The results for the US public companies with large capitalization indicate that during 2Q-3Q 2020, FLOAT became important determinant of LIQ and remained a statistically significant factor of LIQ in 2Q-3Q 2021 (see, Table : Panel A). On the contrary, INSTIT from a positive and statistically significant factor in all other periods ceased being determinant of LIQ in 2Q-3Q 2020. Furthermore, VOLAT, VOL and PRICE were negative, positive and negative, respectively, factors of LIQ throughout the periods. The results for the US public companies with small capitalization indicate that VOL and PRICE were negatively related to LIQ (see, Table : Panel B). VOL became a positive and statistically significant factor of LIQ in 2Q-3Q 2020 and turned to a negative and statistically significant factor of LIQ in 2Q-3Q 2021.

The results for EU public companies indicate that VOL and VOLAT were not significant factors of LIQ during 2Q-3Q 2020. Moreover, INSTIT became a significant and positive factor of LIQ, whereas INSID ceased being a significant and positive factor of LIQ during 2Q-3Q 2020 (see, Table ). In addition, the lower PRICE and the increased FLOAT were important factors of LIQ in all periods.

For the companies listed on the Asian stock exchanges, VOLAT and FLOAT became significant and positive factors of LIQ during 2Q-3Q 2020 (see, Table ). Furthermore, Alike US and EU equity capital markets, retail investors of Asian public companies seem to prefer stocks with lower PRICE in all periods. Lastly, INSID became significant and negative factors of LIQ in 2Q-3Q 2019 and remained negative and significant in all periods thereafter.

The results for companies listed on blended stock exchanges globally suggest that FLOAT became a significant and positive factor of LIQ, whereas INSTIT ceased being a significant factor of LIQ during 2Q-3Q 2020 (see, Table ). Moreover, the positive and negative impact of VOL and VOLAT, respectively, on LIQ discontinued in 2021. Lastly, the results on blended global stock exchanges corroborate the consistent finding that lower PRICE is a significant antecedent of LIQ in all periods.

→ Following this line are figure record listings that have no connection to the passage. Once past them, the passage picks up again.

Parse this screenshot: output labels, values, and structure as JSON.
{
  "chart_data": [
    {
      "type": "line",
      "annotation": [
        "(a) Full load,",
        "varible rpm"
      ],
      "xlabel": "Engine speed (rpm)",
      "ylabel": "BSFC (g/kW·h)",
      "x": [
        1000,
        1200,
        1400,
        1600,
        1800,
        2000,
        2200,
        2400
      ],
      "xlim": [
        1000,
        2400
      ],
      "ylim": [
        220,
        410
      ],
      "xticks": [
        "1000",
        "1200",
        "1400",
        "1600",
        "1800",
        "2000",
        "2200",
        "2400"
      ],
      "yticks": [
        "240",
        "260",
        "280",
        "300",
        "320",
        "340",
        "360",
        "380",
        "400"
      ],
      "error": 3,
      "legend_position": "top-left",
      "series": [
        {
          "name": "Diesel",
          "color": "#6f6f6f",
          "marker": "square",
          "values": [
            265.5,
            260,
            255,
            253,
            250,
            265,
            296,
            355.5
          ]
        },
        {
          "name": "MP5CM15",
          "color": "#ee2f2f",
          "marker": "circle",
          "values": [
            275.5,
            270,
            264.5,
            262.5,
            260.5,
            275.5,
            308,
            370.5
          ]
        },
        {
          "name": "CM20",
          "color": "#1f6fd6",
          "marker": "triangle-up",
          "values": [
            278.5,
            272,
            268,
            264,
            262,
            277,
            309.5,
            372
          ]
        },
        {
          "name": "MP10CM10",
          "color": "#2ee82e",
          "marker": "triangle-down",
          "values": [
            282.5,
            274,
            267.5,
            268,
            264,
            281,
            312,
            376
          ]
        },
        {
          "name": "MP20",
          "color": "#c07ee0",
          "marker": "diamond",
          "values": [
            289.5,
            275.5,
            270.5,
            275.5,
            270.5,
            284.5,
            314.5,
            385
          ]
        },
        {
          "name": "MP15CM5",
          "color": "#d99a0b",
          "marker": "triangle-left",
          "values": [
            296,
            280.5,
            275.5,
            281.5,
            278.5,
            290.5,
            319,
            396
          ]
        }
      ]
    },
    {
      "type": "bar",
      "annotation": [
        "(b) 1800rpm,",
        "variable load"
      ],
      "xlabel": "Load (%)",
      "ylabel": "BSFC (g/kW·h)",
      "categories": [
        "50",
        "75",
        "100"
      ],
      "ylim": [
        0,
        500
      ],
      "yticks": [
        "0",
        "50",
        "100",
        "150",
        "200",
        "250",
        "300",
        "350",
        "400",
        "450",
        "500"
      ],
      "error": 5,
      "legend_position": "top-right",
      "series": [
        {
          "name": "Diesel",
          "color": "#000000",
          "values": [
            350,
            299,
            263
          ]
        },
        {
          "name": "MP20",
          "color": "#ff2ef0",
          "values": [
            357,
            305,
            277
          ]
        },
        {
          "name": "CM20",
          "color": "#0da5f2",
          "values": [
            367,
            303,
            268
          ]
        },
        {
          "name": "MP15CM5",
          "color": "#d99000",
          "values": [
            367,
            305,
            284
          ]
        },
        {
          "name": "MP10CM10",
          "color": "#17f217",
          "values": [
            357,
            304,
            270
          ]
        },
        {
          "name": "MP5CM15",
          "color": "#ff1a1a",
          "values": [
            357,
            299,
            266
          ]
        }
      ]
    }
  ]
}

Summarizing the findings of the empirical investigation of LIQ determinants (see, Table ), VOLAT became a factor positively affecting LIQ in 2Q-3Q 2020 for small capitalization companies in US and for public companies in Asia. Moreover, VOLAT ceased being a negative factor of LIQ in 2Q-3Q 2020 for public companies in EU. FLOAT became a positive determinant of LIQ in 2Q-3Q 2020 for all public companies globally, with the exception of EU and US small capitalization companies. For INSTIT there are mixed results, since it ceased being a positive factor of LIQ in 2Q-3Q 2020 for US large capitalization and blended global public companies, whereas became a positive factor of LIQ in 2Q-3Q 2020 for EU public companies. Moreover, INSID ceased being a positive factor of LIQ in 2Q-3Q 2020 at EU equity capital markets. Lastly, PRICE is consistently a negative factor of LIQ for all periods and at all equity capital markets.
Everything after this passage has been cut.